07/31/2021 | Press release | Distributed by Public on 07/31/2021 10:11

IPCSD | Culture for Climate Action

Rationale

The effects of climate change on cultural heritage are already being felt around the world, bearing increasing threats for the safeguarding of cultural sites and local practices. Meanwhile, culture provides a widely untapped reservoir of responses and solutions to both mitigate and adapt to climate change impacts. UNESCO's designated sites, including World Heritage properties, Biosphere Reserves and Global Geoparks, allow to protect some 10 million square kilometers of cultural and natural sites around the world, thus contributing to global climate change mitigation action. Living heritage, in the form of local and indigenous knowledge, is a particularly vital source of resilience which provides adaptation strategies including through traditional food security mechanisms and water and land management techniques. While cities account for more than 75% of global greenhouse gas emissions, they also lead creative and innovative efforts to promote more sustainable production and consumption patterns, as well as by tapping into innovative approaches and materials building on creativity and design. Most of the 246 members of the UNESCO Creative Cities Network demonstrate how cities can adopt more sustainable practices for individual or collective action, reduce the carbon footprint of the cultural and creative industries, or spark debate about climate change in the urban context through a wide array of creative fields from literature and design, to gastronomy. Culture-based approaches can help shift the focus of climate negotiations from competing interests to shared values and the common good.
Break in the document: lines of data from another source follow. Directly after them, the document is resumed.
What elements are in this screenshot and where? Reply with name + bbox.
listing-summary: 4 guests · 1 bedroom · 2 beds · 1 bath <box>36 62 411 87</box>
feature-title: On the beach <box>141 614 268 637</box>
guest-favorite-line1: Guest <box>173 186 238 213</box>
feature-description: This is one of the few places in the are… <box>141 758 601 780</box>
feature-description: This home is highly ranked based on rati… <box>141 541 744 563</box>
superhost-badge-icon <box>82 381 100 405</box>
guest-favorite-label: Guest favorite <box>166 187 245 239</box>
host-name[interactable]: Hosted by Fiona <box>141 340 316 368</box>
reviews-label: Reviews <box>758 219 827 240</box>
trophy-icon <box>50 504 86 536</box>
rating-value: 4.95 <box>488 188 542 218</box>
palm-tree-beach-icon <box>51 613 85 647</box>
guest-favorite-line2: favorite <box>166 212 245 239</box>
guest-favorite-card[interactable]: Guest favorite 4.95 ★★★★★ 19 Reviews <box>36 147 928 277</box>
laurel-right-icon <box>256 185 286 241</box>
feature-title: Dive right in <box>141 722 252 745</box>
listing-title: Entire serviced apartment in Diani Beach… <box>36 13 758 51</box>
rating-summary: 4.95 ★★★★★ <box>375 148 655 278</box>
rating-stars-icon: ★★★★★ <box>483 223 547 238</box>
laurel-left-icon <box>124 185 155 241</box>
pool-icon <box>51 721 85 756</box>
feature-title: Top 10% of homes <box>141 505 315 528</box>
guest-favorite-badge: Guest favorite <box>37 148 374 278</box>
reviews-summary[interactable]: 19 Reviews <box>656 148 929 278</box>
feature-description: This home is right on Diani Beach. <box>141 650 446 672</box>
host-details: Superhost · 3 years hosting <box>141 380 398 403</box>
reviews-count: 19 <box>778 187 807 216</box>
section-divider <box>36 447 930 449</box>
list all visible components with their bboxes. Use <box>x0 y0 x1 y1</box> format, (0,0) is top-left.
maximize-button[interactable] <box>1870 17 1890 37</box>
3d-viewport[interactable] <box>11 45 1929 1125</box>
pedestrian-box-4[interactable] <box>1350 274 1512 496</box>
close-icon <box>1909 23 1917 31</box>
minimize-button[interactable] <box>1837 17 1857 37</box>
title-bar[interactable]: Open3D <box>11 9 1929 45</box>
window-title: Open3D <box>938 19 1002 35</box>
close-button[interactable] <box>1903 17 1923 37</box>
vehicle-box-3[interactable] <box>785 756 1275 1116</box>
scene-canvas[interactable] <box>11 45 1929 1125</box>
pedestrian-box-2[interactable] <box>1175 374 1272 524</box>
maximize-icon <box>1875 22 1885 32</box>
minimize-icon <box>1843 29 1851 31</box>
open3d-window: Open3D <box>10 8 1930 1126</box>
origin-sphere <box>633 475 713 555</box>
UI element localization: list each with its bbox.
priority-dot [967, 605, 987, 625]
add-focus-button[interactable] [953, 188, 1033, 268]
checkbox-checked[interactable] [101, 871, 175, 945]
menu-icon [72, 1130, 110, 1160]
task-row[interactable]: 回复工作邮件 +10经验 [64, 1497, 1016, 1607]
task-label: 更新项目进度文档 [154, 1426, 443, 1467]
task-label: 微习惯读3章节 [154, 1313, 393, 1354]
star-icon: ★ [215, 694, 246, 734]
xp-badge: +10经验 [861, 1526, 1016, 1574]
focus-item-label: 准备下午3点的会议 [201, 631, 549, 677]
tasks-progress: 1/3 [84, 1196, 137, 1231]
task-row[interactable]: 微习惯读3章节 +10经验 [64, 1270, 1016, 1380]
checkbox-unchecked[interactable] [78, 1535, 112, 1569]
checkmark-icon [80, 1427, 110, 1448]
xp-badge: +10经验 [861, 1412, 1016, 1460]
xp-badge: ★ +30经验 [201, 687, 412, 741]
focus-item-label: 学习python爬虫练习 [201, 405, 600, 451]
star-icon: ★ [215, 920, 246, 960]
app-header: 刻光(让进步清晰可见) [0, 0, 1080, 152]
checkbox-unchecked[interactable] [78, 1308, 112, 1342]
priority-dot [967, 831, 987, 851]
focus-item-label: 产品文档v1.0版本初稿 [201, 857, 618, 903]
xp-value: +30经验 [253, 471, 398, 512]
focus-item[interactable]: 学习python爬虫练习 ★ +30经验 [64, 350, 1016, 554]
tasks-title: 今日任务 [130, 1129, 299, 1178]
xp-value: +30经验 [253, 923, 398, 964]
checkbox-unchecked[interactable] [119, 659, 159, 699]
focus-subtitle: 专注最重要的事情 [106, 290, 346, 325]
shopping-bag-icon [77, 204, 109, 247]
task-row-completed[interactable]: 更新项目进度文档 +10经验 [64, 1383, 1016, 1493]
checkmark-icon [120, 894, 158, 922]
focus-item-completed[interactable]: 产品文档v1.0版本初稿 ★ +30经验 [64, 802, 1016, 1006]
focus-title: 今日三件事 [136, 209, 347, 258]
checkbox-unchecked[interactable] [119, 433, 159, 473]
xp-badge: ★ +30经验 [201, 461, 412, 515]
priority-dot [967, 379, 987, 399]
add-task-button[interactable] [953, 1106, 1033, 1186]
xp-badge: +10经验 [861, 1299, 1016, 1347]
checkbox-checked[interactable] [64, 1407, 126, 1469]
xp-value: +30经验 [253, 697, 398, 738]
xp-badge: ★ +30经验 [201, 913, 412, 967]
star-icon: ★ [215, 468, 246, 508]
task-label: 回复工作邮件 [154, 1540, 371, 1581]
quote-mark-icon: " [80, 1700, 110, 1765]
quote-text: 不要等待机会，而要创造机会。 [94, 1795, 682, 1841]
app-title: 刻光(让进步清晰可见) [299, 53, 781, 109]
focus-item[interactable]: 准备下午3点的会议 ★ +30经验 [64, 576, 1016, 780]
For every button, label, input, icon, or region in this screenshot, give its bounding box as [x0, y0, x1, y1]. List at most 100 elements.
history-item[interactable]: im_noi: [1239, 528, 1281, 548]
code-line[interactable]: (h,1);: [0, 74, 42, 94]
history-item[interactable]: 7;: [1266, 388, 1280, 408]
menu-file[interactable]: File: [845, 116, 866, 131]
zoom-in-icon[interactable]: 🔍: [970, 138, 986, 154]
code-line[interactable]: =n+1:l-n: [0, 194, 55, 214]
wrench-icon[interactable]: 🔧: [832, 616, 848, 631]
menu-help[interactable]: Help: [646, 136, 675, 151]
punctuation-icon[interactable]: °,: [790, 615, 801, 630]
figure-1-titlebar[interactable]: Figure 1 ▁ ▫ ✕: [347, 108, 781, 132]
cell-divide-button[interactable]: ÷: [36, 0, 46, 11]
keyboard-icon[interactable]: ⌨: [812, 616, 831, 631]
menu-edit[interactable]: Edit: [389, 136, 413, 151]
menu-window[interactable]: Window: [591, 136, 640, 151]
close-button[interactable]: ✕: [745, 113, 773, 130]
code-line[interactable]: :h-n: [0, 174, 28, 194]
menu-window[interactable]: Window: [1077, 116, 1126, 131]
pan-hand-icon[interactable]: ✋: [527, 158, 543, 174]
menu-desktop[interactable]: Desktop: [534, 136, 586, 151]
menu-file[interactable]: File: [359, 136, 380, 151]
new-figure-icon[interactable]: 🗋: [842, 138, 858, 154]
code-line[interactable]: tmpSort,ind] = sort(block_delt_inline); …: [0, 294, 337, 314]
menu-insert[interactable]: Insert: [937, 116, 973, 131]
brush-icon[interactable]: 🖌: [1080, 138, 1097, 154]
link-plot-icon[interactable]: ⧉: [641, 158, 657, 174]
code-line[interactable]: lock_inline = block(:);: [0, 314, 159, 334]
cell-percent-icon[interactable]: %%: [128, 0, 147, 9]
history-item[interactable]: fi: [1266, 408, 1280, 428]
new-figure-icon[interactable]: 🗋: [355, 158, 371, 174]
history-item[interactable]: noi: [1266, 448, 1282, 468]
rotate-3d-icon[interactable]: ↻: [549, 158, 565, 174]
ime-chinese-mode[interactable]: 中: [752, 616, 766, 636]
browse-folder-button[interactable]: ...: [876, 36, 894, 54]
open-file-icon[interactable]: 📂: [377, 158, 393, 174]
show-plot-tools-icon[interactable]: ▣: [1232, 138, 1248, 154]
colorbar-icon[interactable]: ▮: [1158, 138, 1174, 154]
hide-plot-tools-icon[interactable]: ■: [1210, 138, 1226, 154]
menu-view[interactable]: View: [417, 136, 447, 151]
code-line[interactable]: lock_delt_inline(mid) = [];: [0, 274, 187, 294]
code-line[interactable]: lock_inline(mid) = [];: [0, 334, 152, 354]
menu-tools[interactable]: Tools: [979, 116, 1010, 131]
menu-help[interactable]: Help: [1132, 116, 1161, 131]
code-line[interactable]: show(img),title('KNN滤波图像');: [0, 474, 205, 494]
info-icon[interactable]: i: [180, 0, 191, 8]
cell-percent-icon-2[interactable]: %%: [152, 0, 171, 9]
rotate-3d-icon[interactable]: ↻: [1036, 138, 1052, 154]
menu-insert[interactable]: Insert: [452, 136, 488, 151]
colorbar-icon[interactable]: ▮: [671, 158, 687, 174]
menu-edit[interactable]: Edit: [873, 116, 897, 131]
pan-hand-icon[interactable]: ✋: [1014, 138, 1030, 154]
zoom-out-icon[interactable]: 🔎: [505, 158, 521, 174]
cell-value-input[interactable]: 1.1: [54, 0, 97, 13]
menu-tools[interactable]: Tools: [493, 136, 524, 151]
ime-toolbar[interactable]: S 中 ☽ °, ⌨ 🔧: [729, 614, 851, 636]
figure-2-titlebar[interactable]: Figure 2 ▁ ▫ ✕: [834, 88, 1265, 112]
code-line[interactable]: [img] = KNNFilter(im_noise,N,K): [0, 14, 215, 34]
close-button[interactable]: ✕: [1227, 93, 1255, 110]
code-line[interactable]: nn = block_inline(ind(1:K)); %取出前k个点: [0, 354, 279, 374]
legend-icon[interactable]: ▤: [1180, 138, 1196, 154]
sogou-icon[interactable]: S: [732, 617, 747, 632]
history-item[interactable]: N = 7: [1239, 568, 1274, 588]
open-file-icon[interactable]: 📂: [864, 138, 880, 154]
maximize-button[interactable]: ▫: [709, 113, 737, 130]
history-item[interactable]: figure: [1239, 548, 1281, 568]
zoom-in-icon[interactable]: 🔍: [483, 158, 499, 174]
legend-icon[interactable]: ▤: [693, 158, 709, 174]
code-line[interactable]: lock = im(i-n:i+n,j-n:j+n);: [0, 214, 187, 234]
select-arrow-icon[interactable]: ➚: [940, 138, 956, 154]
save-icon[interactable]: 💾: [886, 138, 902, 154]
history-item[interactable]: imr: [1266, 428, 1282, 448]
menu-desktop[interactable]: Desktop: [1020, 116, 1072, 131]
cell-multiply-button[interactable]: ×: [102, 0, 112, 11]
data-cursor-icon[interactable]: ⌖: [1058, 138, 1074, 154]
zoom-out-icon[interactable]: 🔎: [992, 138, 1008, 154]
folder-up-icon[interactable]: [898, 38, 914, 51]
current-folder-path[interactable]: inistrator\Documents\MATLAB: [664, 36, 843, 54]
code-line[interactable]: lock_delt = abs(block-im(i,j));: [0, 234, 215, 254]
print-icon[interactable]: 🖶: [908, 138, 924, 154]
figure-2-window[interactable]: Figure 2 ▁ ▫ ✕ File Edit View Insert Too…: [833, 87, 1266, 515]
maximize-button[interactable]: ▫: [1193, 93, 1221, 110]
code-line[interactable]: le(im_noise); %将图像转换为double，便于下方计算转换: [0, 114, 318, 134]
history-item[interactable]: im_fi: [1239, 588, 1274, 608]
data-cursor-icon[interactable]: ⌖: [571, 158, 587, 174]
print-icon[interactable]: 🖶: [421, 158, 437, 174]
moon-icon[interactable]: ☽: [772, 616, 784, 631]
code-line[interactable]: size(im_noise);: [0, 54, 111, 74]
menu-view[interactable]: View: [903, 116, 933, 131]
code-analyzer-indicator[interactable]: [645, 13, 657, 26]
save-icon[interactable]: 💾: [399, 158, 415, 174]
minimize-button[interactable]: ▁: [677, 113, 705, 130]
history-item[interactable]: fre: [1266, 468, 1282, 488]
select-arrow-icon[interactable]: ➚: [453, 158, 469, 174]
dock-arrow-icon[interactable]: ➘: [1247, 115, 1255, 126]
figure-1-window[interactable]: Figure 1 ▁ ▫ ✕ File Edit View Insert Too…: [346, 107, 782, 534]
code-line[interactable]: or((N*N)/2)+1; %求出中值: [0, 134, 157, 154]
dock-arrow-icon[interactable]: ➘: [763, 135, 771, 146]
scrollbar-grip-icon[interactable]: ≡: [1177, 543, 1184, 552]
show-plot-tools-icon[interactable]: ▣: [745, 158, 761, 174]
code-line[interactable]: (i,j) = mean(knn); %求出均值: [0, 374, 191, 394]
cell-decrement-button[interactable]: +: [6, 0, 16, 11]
As such, culture can have an impact on diverse policy areas related notably to urban planning, food security, social inclusion, and sustainable tourism.

Areas of focus

i) Local and Indigenous knowledge; ii) Sustainable tourism; iii) Disaster risk management; iv) Sustainable management of natural resources; (v) Sustainable consumption and production patterns; vi) Food security and sustainable agriculture; vii) Civil society-led action.

Expected outcomes

  • Leverage culture and heritage to foster sustainable planning of cities and human settlements by stimulating urban-rural linkages and fostering urban sustainability, including by promoting culture-informed low-carbon solutions in areas such as housing, planning or mobility;
  • Foster capacity building and advocacy initiatives on local and indigenous knowledge to build more sustainable societies that respect the intrinsic linkages between cultural and biological diversity, notably by further including culture in climate science and policy fora related to food security, sustainable agriculture, as well as water and land management;
  • Promote UNESCO designated sites as learning laboratories for climate adaptation and mitigation to test resilient management strategies and frameworks for disaster risk preparedness, with a view to integrate culture into local, national and regional strategies and policy mechanisms on climate action;
  • Strengthen innovative partnerships, funding schemes and new technologies for research and innovation to build knowledge and evidence on the multifaceted linkages between culture in all its forms - natural, tangible and intangible heritage, cultural and creative industries - and climate action;
  • Support youth leadership and civil society actions on climate change through culture-based education, creativity and innovation - notably by involving artists, cultural and educational institutions - with a view to nurture knowledge, shift attitudes, values and behaviors to spark engagement and transformational change.